Suggested improvements:

First step to benefit from these findings would be to improve flexibility of functools.partial. This would allow efficiently constructing predicates from performant functions that exist in the standard library. Especially the ones in operator module. There have been many different attempts to implement more flexible variants of partial, which proves that such functionality is desired. To name a few:
- partiell · PyPI
- partial-apply · PyPI
- partial · PyPI
- better-partial · PyPI
  All of them are implemented in pure python and do not offer desired performance. Proposed changes:
1. A simple placeholder functionality would cover most of the needs.
2. Ability to logically aggregate partial functions would cover 99% of cases. I.e. predicate = partial(isinstance, _, str) | partial(lt, _, 5) & partial(gt, _, 2)
Performance of map can be improved by implementing more basic version with 1 argument. It could also be worthwhile exploring whether switching to simplified behaviour if only 1 iterable was provided could benefit performance of existing map function.

Summary:

The benefit of functools.partial improvement is extended functionality that enables more efficient usage of existing standard library functions (mainly operator module).
Simplified map offers up to 20% better performance for 1-argument cases.
With both improvements implemented, suggested solution to the problem would provide best performance for a certain range of problems and at least 2nd best performance for problem of any size.

dg-pb · May 13, 2024, 9:29pm

Nice Zombies:

How about for any ... in ... & for all ... in ...? Currently this is a syntax error.

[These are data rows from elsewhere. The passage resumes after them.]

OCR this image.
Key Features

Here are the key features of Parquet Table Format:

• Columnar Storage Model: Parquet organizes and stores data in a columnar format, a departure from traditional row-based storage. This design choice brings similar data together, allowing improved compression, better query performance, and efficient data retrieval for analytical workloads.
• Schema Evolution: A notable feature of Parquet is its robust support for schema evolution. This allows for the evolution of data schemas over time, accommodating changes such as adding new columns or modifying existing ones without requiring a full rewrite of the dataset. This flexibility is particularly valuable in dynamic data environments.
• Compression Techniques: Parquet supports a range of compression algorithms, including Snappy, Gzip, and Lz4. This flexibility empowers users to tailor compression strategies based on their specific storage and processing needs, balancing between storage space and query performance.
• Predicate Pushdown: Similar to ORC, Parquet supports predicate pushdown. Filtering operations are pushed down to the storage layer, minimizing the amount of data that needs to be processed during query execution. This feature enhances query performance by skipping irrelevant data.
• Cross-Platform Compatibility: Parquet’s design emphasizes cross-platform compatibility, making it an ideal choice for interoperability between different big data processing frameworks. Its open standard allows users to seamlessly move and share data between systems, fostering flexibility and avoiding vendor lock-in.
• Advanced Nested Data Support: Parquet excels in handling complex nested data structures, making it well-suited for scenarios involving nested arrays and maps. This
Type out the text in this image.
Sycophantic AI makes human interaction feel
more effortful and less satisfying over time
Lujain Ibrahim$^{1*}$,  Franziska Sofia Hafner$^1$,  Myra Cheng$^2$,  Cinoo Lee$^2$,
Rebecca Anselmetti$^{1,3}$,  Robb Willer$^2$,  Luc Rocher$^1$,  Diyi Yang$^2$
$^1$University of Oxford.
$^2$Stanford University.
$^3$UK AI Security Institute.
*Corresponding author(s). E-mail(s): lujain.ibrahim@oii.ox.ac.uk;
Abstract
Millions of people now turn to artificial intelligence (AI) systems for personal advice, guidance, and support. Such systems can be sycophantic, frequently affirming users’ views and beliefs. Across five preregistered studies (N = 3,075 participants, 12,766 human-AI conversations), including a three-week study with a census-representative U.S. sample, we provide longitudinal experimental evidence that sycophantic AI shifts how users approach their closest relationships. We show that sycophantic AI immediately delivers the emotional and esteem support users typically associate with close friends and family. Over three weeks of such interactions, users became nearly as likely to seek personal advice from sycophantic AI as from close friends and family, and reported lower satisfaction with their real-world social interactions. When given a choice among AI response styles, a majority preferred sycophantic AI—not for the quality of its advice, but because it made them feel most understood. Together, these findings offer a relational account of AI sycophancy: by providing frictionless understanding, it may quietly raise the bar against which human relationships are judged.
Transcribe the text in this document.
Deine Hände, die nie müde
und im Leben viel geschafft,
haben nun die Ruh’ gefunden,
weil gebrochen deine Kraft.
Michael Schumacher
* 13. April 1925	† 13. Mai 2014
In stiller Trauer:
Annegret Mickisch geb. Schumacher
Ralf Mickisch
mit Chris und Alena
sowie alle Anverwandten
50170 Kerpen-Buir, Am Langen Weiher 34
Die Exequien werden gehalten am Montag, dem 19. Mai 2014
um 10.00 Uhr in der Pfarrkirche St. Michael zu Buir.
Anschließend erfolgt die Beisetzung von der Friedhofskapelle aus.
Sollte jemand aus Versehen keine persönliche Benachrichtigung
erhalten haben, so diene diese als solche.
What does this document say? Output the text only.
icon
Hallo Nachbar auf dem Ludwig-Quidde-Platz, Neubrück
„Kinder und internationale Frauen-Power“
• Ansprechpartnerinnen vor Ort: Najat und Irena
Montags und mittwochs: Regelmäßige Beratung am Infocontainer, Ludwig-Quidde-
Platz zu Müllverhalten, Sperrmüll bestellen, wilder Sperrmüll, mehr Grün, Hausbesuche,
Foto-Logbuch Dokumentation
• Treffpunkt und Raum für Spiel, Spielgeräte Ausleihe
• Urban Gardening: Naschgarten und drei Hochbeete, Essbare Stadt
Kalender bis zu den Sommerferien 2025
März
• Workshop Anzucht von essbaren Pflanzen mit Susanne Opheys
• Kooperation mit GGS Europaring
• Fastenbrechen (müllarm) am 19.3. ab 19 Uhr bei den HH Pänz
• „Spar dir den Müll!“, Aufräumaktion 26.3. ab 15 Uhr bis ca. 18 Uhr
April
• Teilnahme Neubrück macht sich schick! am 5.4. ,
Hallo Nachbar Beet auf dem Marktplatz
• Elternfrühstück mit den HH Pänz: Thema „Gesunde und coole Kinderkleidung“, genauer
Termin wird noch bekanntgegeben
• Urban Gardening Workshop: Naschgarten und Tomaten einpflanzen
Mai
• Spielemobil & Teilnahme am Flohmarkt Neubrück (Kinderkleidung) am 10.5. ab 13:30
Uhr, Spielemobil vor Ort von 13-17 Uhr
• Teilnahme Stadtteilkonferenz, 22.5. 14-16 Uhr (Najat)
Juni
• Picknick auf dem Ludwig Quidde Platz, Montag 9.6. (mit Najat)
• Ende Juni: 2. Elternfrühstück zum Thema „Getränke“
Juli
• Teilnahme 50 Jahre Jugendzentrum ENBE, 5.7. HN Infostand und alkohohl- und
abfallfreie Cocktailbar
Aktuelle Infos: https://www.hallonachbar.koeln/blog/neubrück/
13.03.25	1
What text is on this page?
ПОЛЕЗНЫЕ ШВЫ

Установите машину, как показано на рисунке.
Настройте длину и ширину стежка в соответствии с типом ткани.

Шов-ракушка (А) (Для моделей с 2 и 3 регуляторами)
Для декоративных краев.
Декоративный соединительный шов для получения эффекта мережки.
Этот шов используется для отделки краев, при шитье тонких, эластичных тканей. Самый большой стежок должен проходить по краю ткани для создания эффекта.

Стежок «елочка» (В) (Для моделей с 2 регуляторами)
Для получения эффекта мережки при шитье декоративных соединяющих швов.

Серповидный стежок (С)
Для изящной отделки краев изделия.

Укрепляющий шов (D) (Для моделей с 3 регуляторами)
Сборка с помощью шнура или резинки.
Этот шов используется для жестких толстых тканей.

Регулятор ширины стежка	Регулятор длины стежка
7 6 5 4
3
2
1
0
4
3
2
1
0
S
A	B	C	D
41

# SyntaxError: invalid syntax. Perhaps you forgot a comma?
print(i == 99 for any i in range(100))
# SyntaxError: invalid syntax. Perhaps you forgot a comma?
print(i >= 0 for all i in range(100))

I agree with @pf_moore that the such proposal as it is has zero to none success. What I don’t agree with is that it’s not worth exploring this further. This would at least be an interesting exercise.

Although success of going in this direction is uncertain, honest exploration in this direction is beneficial. Results of such endeavour would be valuable regardless of the outcome as long as they bear any significant conclusions.

The way I see it, this is a valid idea. However it is very weak in a sense of 3 aspects:

Readability & intuitiveness. It just doesn’t read well.
Integration. It uses function names as keywords. Also, it is very similar to other comprehensions, while differs significantly in what it does. It could potentially be a big strain on a parser to differentiate which one it is (this is my guess, I don’t have much experience there. But this would need to be explored to put such proposal). Also, it would be confusing to the user. Given its functionality is different, its syntax would ideally be sufficiently distinct to not cause any confusions. To cover this properly, some familiarity with comprehension parsing (and with loop parsing) would be essential.
Flexibility. Comprehension expression is a non-trivial construct. To justify similar introduction, the benefits of its functionality would need to outweigh the cost (which is big on many fronts).

As opposed to this problem:

def any_loop(maps, key):
    for m in maps:
        if key in m:
            return True
    return False

It would at least need to address a more general short-circuiting problem.

def short_cicuit(iterator, expression, n):
    i = 0
    for el in iterator:
        if expression(el):
            i += 1
            if i > n:
                break
    return copysign(1, i - n)

any(key in m for m in maps): short_circuit(iterator, key in el, 1) > 0
all(key in m for m in maps): short_circuit(iterator, key not in el, 1) > 0

These would be my starting points. Interesting exercise IMO. It is difficult to have both flexible and performant short-circuiting tools. I know numpy has explored some options and still there is nothing for it.

What I am looking at is improving performance and performant interactions of existing tools. But the scope of improvements is limited.

What you are suggesting has a much bigger potential, but the size of a task is equivalently larger with much greater uncertainty of the outcome.